Once the image is created, your code is ready to be launched.
Docker container: “A Docker container is a Docker image brought to life.”
A container contains:
- A Docker image;
- An execution environment;
- A standard set of instructions.
Executing a Docker image with a dedicated command will create and start a container from that image.
Docker Hub: A registry of Docker images. You can think of the registry as a directory of all available images. If required, one can host their own registries and can use them for pulling images.
How Does it Work Step-by-Step?
1 – First, you can download and install Docker Community Edition for free.
2 – Then, you create your first Docker image by writing then building a Dockerfile.

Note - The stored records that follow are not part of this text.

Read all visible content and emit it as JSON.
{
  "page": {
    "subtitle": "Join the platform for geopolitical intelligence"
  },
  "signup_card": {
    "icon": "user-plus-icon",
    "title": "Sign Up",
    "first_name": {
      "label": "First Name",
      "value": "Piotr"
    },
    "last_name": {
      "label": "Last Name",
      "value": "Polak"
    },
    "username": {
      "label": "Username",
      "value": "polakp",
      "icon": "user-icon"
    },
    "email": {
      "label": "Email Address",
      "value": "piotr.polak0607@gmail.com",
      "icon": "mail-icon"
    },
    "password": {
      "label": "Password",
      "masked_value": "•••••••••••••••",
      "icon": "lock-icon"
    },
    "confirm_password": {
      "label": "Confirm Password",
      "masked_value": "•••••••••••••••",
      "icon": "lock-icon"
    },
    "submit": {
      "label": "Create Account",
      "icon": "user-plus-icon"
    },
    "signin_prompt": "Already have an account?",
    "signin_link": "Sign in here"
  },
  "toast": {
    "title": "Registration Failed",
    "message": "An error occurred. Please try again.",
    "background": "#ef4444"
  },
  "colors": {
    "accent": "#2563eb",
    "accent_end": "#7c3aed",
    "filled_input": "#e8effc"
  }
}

Tip: you can copy an existing Dockerfile or get inspired with various examples available on DockerHub and create your own. A Dockerfile defines the image.
3 – After that, you create and run a container from your Docker image.
That’s it, your container should be up and running!
We only scratched the surface of Docker, and there is so much more you need to learn. We recommend reading the official tutorial on Docker’s website to get started on Docker. The tutorial will explain to you how to create and run your first Docker application in a short time! It’s unbelievable; you would actually have to do it by yourself to believe it!
Docker is one of the tools that as a software engineer and now data scientists should have in their portfolio of skills, in the same way as git to version your application.